A couple of examples:
First, via This Modern World comes a
story about the arrests during the Republican National Convention in NY during the last presidential campaign (registration required):
Dennis Kyne put up such a fight at a political protest last summer, the arresting officer recalled, it took four police officers to haul him down the steps of the New York Public Library and across Fifth Avenue.
"We picked him up and we carried him while he squirmed and screamed," the officer, Matthew Wohl, testified in December. "I had one of his legs because he was kicking and refusing to walk on his own."
Accused of inciting a riot and resisting arrest, Mr. Kyne was the first of the 1,806 people arrested in New York last summer during the Republican National Convention to take his case to a jury. But one day after Officer Wohl testified, and before the defense called a single witness, the prosecutor abruptly dropped all charges.
During a recess, the defense had brought new information to the prosecutor. A videotape shot by a documentary filmmaker showed Mr. Kyne agitated but plainly walking under his own power down the library steps, contradicting the vivid account of Officer Wohl, who was nowhere to be seen in the pictures. Nor was the officer seen taking part in the arrests of four other people at the library against whom he signed complaints.
A sprawling body of visual evidence, made possible by inexpensive, lightweight cameras in the hands of private citizens, volunteer observers and the police themselves, has shifted the debate over precisely what happened on the streets during the week of the convention.
For Mr. Kyne and 400 others arrested that week, video recordings provided evidence that they had not committed a crime or that the charges against them could not be proved, according to defense lawyers and prosecutors.
There's more of the same in there, go read. Then
Jesus' General points us to a story (via Buzzflash) on John Lott, who apparently decided to pose as a woman on discussion boards in order to bolster his image as an expert on the issue of gun control. Plus, he also seems to have a history of just, not to put too fine a point on it, making shit up, like poll numbers that support his claims.
(This quote is actually from a link in the Buzzflash article.)

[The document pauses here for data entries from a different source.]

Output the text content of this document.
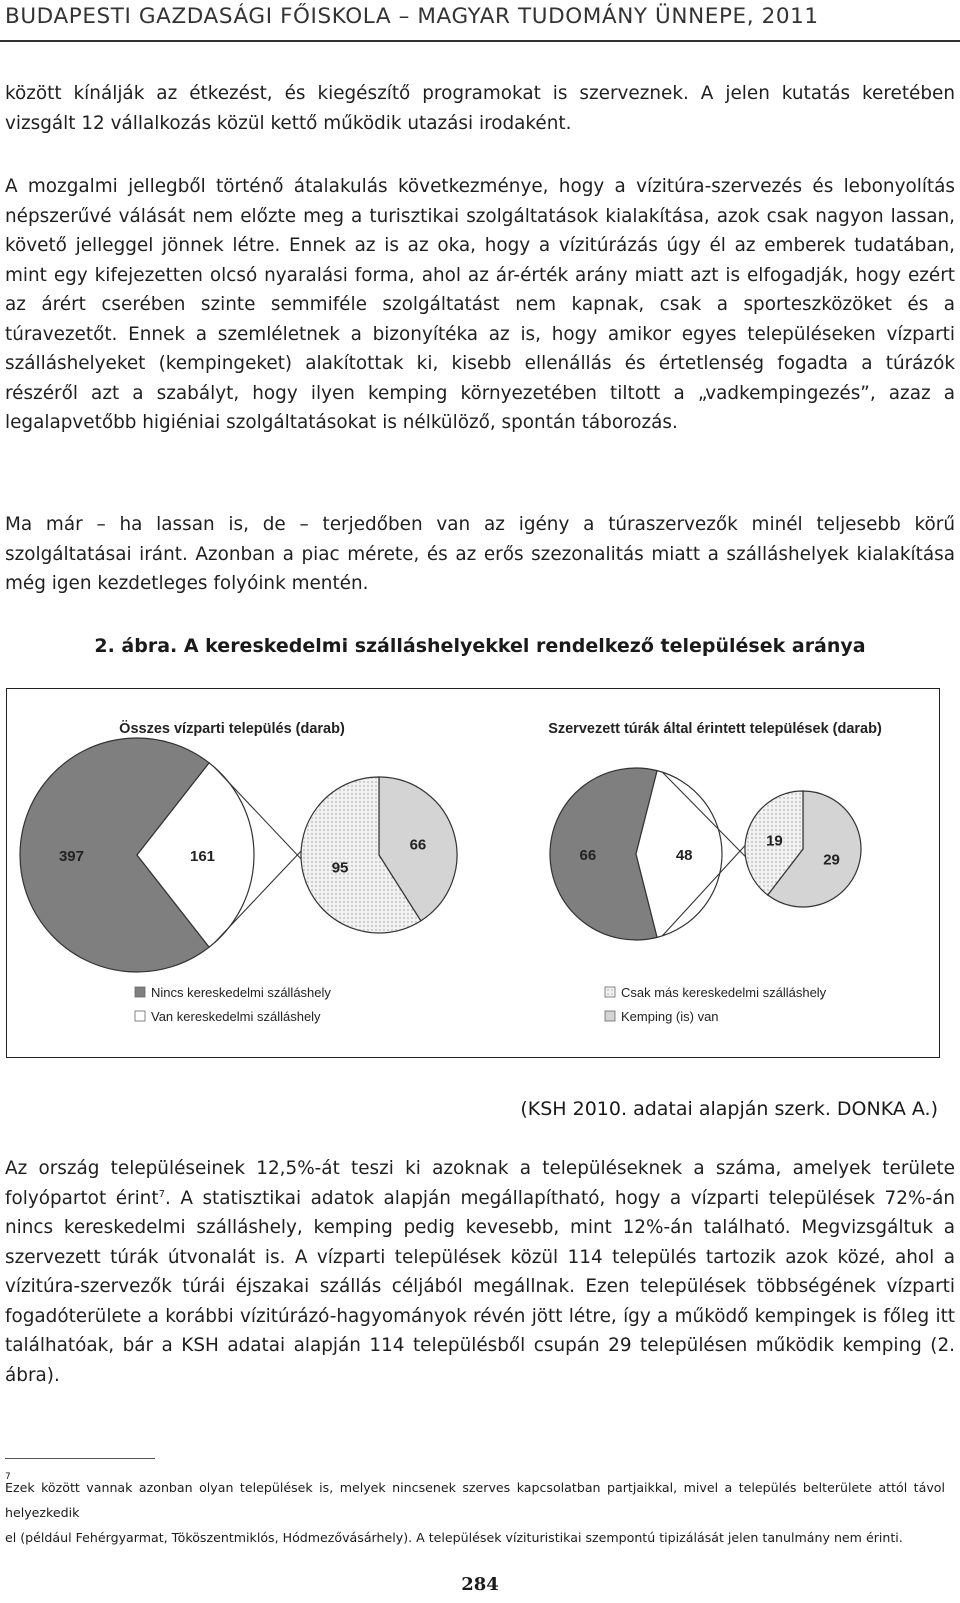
BUDAPESTI GAZDASÁGI FŐISKOLA – MAGYAR TUDOMÁNY ÜNNEPE, 2011

között kínálják az étkezést, és kiegészítő programokat is szerveznek. A jelen kutatás keretében vizsgált 12 vállalkozás közül kettő működik utazási irodaként.

A mozgalmi jellegből történő átalakulás következménye, hogy a vízitúra-szervezés és lebonyolítás népszerűvé válását nem előzte meg a turisztikai szolgáltatások kialakítása, azok csak nagyon lassan, követő jelleggel jönnek létre. Ennek az is az oka, hogy a vízitúrázás úgy él az emberek tudatában, mint egy kifejezetten olcsó nyaralási forma, ahol az ár-érték arány miatt azt is elfogadják, hogy ezért az árért cserében szinte semmiféle szolgáltatást nem kapnak, csak a sporteszközöket és a túravezetőt. Ennek a szemléletnek a bizonyítéka az is, hogy amikor egyes településeken vízparti szálláshelyeket (kempingeket) alakítottak ki, kisebb ellenállás és értetlenség fogadta a túrázók részéről azt a szabályt, hogy ilyen kemping környezetében tiltott a „vadkempingezés”, azaz a legalapvetőbb higiéniai szolgáltatásokat is nélkülöző, spontán táborozás.

Ma már – ha lassan is, de – terjedőben van az igény a túraszervezők minél teljesebb körű szolgáltatásai iránt. Azonban a piac mérete, és az erős szezonalitás miatt a szálláshelyek kialakítása még igen kezdetleges folyóink mentén.

2. ábra. A kereskedelmi szálláshelyekkel rendelkező települések aránya
Összes vízparti település (darab)	Szervezett túrák által érintett települések (darab)
397	161
66
95
66	48	29
19
Nincs kereskedelmi szálláshely
Van kereskedelmi szálláshely
Csak más kereskedelmi szálláshely
Kemping (is) van
(KSH 2010. adatai alapján szerk. DONKA A.)

Az ország településeinek 12,5%-át teszi ki azoknak a településeknek a száma, amelyek területe folyópartot érint$^7$. A statisztikai adatok alapján megállapítható, hogy a vízparti települések 72%-án nincs kereskedelmi szálláshely, kemping pedig kevesebb, mint 12%-án található. Megvizsgáltuk a szervezett túrák útvonalát is. A vízparti települések közül 114 település tartozik azok közé, ahol a vízitúra-szervezők túrái éjszakai szállás céljából megállnak. Ezen települések többségének vízparti fogadóterülete a korábbi vízitúrázó-hagyományok révén jött létre, így a működő kempingek is főleg itt találhatóak, bár a KSH adatai alapján 114 településből csupán 29 településen működik kemping (2. ábra).

7

Ezek között vannak azonban olyan települések is, melyek nincsenek szerves kapcsolatban partjaikkal, mivel a település belterülete attól távol helyezkedik

el (például Fehérgyarmat, Tököszentmiklós, Hódmezővásárhely). A települések vízituristikai szempontú tipizálását jelen tanulmány nem érinti.

284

What are these “18 national surveys”? Well, numbers 1 to 14 are the surveys listed in table 1 of Kleck and Gertz. Trouble is, if you look at the table, two of the surveys don’t give any estimate and three aren’t national surveys. Less obvious is the fact that the estimates were produced by combining the results with information from Klecks’s own survey. Only four of the surveys give independent measures of defensive gun use: Kleck’s NSDS: 2.5 million DGUs, Hart: 650,000, Mauser: 600,000, Tarrance: 300,000. Survey 15 is the NSPOF which estimates 23 million (twenty-three million—not a typo) DGUs. Survey 16 is from Hemenway, Azreal and Miller. Lott falsely claims that this survey yields an estimate of 2 million DGUs a year when actually it is 400,000 a year. Survey 17 is Lott’s own 2002 survey. Lott claims this indicates 2.3 million DGUs per year, but he screwed up the calculations. And survey 18? That’s the one that exists only in Lott’s head. Yes, he’s still citing it. Lott is incorrigible.
Let's not even get into the multiple examples we all can pull up concerning Fox News, Swift Boat Veterens for Truth (there's an ironic name), the Bush administration, Bill O'Reilly... The list can go on and on and on, unfortunately. You know, if we saw more of these people getting punished when they were caught, I might feel a little better about this. But too often it seems like everyone just shrugs and looks the other way, or is distracted by the latest set of lies. It reminds me of the old saying -- "Everybody lies, but it doesn't matter because nobody listens."